Unfortunately most of these pages have since faded from the web, but as an ironic example, Wikipedia still has an article that mentions "raster graphics" and "pointing devices" as well as the traditional screenshot.

Unlike other other systems which throw their history down the memory hole, every major Linux distribution still ships with a recent, up-to-date copy of these archiaic tools.  So, every once in a while, I choose "TWM" from the "sessions" menu in GDM and have a chuckle.  Once cedega allowed me to replace the traditional "xdémineur" with WoW, I realized this screenshot was just begging to be taken.  If you're curious what my desktop actually looks like, here's me switching between windows while writing this article:



Maybe one day Steve Holden will ask me to participate in "On Your Desktop" and I'll go into a bit more detail.

Zork: Now In Full HD

I am a fan of interactive fiction.  While it would be an understatement to say that the medium has experienced a bit of a lull since its heyday in the era of Infocom, I have been fairly impressed by the IFComp competitions of recent years; really enjoying these games as new, unique experiences rather than nostalgia or kitsch.

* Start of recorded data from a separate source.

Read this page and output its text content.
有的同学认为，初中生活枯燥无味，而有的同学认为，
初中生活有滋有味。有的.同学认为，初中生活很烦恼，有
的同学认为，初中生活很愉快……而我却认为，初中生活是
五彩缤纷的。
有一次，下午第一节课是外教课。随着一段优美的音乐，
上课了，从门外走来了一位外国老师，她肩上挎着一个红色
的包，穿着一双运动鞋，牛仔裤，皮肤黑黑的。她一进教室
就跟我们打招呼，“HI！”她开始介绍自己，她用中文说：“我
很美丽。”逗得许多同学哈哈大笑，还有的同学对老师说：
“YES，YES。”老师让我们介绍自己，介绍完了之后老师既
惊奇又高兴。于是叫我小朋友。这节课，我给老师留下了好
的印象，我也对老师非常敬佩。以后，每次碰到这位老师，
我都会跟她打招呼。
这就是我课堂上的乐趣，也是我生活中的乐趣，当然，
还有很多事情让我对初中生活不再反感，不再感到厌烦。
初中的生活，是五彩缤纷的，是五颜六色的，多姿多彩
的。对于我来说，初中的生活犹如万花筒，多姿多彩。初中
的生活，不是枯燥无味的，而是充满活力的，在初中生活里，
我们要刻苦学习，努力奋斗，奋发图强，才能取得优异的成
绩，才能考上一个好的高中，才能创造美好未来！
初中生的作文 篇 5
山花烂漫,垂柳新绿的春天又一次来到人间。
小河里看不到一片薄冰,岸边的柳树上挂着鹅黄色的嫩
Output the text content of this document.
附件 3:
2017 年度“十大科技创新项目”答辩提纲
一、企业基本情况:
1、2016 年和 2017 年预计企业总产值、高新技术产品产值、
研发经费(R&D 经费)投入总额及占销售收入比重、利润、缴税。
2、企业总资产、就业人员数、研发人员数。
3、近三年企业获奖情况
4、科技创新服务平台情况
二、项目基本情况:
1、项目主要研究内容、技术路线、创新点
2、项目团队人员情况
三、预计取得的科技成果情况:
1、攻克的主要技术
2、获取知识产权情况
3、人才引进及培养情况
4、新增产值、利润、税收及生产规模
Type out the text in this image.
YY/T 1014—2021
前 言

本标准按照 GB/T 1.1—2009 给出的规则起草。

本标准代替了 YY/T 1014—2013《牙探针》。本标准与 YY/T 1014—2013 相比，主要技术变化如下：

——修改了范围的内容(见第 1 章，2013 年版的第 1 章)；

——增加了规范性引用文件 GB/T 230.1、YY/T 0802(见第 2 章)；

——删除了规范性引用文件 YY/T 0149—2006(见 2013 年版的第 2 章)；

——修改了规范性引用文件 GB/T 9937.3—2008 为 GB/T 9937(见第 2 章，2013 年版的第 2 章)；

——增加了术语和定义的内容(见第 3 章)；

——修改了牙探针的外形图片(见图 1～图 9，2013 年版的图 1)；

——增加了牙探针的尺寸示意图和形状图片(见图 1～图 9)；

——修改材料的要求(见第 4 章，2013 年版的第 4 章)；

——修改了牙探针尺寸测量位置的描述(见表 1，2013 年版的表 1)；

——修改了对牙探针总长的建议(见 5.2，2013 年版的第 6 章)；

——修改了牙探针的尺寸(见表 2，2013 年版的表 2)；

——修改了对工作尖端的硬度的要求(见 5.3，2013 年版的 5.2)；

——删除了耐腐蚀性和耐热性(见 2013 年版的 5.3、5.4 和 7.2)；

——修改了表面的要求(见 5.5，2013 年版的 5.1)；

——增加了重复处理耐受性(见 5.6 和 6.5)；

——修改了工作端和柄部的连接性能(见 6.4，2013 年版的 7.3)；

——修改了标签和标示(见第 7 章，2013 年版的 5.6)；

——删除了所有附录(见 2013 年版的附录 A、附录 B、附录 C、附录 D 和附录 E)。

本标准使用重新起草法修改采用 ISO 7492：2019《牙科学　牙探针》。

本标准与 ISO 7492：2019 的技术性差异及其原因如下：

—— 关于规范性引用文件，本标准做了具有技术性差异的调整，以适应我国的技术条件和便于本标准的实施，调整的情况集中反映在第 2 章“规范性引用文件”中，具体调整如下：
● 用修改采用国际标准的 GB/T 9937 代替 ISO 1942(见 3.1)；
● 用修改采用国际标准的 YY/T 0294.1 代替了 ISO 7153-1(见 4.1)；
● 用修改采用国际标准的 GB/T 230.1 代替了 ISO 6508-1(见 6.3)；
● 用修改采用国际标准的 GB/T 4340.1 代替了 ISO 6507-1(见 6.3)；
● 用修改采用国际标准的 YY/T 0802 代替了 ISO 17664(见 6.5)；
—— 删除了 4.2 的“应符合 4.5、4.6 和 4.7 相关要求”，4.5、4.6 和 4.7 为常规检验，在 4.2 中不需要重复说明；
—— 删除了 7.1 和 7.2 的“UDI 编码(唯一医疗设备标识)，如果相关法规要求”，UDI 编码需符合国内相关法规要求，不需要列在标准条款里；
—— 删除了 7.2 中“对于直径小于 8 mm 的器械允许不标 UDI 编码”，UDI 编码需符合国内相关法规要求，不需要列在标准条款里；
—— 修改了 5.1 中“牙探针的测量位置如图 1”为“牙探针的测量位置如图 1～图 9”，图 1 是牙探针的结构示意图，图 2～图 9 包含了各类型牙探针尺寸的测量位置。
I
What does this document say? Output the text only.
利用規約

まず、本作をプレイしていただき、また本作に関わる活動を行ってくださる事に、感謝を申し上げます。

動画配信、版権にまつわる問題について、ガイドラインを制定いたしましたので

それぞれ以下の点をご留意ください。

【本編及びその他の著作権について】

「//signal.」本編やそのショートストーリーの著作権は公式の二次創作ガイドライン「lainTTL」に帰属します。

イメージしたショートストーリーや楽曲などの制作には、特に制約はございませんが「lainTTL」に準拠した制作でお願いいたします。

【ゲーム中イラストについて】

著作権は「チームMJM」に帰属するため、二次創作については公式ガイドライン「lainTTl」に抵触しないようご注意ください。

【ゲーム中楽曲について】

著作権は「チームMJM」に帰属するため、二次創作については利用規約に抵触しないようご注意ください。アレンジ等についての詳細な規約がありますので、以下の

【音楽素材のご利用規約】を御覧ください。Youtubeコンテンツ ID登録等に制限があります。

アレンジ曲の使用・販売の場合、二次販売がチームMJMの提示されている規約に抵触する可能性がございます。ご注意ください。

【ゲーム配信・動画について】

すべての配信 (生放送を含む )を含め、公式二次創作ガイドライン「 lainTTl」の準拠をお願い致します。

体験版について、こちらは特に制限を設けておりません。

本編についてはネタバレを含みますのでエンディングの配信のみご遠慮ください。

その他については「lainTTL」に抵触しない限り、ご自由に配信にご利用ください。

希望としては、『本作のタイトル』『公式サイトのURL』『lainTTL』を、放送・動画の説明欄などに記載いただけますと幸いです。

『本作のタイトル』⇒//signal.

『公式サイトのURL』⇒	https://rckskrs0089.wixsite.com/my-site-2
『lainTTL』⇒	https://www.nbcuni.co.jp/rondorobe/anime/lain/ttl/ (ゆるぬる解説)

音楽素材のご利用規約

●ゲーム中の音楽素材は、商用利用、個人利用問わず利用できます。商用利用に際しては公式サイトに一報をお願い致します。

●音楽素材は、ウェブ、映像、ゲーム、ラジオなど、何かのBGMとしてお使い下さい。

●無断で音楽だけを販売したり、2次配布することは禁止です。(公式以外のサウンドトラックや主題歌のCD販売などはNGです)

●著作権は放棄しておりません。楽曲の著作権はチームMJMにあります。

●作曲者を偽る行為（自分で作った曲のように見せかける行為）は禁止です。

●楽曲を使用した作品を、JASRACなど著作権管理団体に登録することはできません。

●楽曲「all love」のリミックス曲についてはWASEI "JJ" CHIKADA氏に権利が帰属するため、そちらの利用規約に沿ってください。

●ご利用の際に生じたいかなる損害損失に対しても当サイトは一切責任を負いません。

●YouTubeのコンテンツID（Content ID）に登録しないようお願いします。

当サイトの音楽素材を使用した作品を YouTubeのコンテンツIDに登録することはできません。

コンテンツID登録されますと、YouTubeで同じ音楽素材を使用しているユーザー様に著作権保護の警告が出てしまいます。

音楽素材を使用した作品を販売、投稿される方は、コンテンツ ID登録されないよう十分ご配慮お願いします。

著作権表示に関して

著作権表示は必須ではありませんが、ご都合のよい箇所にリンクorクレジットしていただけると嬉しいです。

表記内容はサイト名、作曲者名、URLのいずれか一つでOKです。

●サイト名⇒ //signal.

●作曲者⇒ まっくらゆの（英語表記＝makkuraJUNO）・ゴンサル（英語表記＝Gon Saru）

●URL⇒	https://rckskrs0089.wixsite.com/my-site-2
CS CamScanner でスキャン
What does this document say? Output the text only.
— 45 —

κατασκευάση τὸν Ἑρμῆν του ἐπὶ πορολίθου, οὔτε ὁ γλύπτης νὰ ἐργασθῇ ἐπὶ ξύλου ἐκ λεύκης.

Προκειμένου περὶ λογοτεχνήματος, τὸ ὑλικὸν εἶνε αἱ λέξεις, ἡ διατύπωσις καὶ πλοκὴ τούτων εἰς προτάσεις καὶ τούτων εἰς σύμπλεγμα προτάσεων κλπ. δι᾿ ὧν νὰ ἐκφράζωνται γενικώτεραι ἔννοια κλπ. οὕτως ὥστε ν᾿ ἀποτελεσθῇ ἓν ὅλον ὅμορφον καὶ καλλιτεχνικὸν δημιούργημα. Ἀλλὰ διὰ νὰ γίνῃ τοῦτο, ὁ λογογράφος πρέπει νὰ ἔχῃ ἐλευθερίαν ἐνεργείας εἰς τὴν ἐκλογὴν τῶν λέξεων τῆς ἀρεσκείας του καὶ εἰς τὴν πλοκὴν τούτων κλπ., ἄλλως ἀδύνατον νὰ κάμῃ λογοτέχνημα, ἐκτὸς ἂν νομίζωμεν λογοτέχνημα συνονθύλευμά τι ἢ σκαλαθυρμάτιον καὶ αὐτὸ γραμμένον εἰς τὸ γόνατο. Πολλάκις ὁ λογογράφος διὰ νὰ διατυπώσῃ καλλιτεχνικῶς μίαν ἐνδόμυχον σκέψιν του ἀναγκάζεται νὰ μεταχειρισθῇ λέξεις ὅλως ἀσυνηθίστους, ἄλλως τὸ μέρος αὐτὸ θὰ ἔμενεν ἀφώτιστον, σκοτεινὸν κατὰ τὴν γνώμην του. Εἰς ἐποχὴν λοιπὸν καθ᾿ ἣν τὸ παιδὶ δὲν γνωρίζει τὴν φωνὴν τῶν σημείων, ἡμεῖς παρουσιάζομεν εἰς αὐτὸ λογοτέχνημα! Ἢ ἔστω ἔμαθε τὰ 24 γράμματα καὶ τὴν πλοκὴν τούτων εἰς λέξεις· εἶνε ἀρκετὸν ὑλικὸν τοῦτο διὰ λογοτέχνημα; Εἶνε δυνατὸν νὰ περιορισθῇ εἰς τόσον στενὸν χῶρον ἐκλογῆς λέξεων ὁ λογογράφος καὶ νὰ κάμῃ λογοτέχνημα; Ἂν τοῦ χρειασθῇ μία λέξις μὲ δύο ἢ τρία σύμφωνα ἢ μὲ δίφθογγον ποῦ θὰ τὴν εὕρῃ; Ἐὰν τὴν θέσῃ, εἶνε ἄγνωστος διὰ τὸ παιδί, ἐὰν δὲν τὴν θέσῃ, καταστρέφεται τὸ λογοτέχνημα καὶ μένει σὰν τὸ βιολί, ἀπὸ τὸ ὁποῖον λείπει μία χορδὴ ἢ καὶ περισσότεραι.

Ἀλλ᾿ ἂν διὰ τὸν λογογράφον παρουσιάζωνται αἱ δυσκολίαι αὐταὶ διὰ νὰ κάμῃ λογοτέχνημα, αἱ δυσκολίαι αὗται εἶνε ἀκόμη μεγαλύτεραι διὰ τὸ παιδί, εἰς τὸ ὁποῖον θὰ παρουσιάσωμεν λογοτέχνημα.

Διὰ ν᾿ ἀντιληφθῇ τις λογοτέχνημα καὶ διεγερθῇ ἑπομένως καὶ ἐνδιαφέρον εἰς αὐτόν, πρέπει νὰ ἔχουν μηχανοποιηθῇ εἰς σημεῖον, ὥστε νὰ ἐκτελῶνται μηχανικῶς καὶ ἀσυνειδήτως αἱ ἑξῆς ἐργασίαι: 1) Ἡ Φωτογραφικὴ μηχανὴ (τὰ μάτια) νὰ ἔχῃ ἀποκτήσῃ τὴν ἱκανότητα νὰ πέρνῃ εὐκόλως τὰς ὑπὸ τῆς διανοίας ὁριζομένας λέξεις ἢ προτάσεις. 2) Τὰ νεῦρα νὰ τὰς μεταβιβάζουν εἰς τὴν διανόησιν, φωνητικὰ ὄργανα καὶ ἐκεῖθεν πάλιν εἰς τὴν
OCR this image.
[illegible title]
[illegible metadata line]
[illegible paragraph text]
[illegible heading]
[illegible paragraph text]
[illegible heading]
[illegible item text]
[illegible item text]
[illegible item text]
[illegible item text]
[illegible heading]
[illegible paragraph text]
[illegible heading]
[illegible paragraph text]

One thing has been consistently irritating is getting all of my fancy, modern hardware to play these games in a satisfying way.  The one place I definitely don't want any nostalgia in this experience is remembering the 14-inch flickery CRTs that I played these games on in my youth.  I could point fingers at various unsatisfactory pieces of software, but the fact is that the increasing variety of interpreters (glulxe, hugo, tads and z-machines of various versions) it is sometimes frustrating to even get these games to run on linux, let alone look good.

Enter Gargoyle, a classy looking, multi-platform, multi-interpreter interactive fiction system.

My original experience with Gargoyle, several months ago, was actually pretty bad.  It looked nice, but it took forever to figure out how to compile it.  I had to patch it and I couldn't figure out how to do it gracefully enough to compile on anybody else's system.  When I did built it, it opened a small, apparently fixed-size window with a fairly small font.  Not that good for an immersive experience on a desktop, and terrible for playing on the couch on my HDTV across the room.

Today, I discovered that, first of all, it builds now.  Not only that, there are some packages for Ubuntu if you are adventurous enough to try them.  Finally, and perhaps most importantly, I discovered that you can configure it pretty easily.  In a few minutes, thanks to the "Toggle Fullscreen" key in Compiz's "Extra WM Actions" plugin, I had a config file which looks really nice either on a "full HD" (1920x1080) TV or WUXGA desktop monitor.

Thanks to Gargoyle, here is what Zork looks like today:



Get your copy of "Zork HD" (by which I mean, "my ~/.garglkrc file") here.  Toggle it full-screen and enjoy.